Marie Stuart quitte le France à jamais

Proverbe anglais :
Si tu veux vaincre le Français, commence d’abord par l’Écossais.
Marie Stuart naquit le 06 décembre 1542 dans un contexte difficile pour l’Ecosse : la défaite militaire de Solway Moss face aux Anglais, douze jours avant, et la mort du roi son père, huit jours après. Une dizaine d’années auparavant, Henri VIII d’Angleterre avait rompu avec l’Église catholique romaine dans le cadre de son remariage avec Anne Boleyn et il attendait que son neveu Jacques V d’Écosse en fasse autant. Ce dernier, peu soucieux de se placer sous la houlette de son puissant et turbulent voisin, rechercha en France une alliance qui lui permettrait de maintenir ses positions.
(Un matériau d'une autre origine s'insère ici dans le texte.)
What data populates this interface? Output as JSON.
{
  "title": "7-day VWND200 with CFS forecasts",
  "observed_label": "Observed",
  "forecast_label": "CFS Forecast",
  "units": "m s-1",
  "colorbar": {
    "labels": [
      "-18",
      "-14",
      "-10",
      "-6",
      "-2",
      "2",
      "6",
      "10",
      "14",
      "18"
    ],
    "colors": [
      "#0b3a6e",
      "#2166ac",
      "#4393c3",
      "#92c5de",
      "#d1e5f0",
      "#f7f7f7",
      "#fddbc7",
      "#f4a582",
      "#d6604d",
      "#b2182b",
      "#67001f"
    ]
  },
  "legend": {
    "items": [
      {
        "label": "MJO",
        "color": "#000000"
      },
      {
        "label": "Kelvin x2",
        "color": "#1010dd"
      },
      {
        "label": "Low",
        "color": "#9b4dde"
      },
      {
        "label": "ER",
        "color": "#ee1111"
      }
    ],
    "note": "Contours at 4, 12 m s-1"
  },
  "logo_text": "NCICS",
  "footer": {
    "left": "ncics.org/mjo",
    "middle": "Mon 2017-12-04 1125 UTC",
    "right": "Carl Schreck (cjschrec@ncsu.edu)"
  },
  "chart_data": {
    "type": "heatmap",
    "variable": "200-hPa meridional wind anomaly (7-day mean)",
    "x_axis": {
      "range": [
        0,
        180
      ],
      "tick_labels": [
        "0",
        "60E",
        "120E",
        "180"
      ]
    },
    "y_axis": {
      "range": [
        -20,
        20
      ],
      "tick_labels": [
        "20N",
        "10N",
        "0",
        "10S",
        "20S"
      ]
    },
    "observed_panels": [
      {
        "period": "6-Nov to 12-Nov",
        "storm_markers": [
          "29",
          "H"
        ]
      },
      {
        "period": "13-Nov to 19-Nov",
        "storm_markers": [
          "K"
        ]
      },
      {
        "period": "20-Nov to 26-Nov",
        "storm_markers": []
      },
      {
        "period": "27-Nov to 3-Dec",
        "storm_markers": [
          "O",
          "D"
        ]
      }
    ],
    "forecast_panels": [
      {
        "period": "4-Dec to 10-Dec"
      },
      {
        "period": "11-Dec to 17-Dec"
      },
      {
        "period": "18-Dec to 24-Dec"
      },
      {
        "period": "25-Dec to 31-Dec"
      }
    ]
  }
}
En 1537, il épousa Madeleine de France, la fille de François 1er, mais cette union fut de courte durée car The Queen consort Madeleine décéda quelques mois seulement après son arrivée en Écosse. Persévérant, Jacques V se remaria moins d’un an plus tard avec Marie de Guise, fille du duc de Lorraine et sœur du futur libérateur de Calais, une famille renommée pour son catholicisme militant.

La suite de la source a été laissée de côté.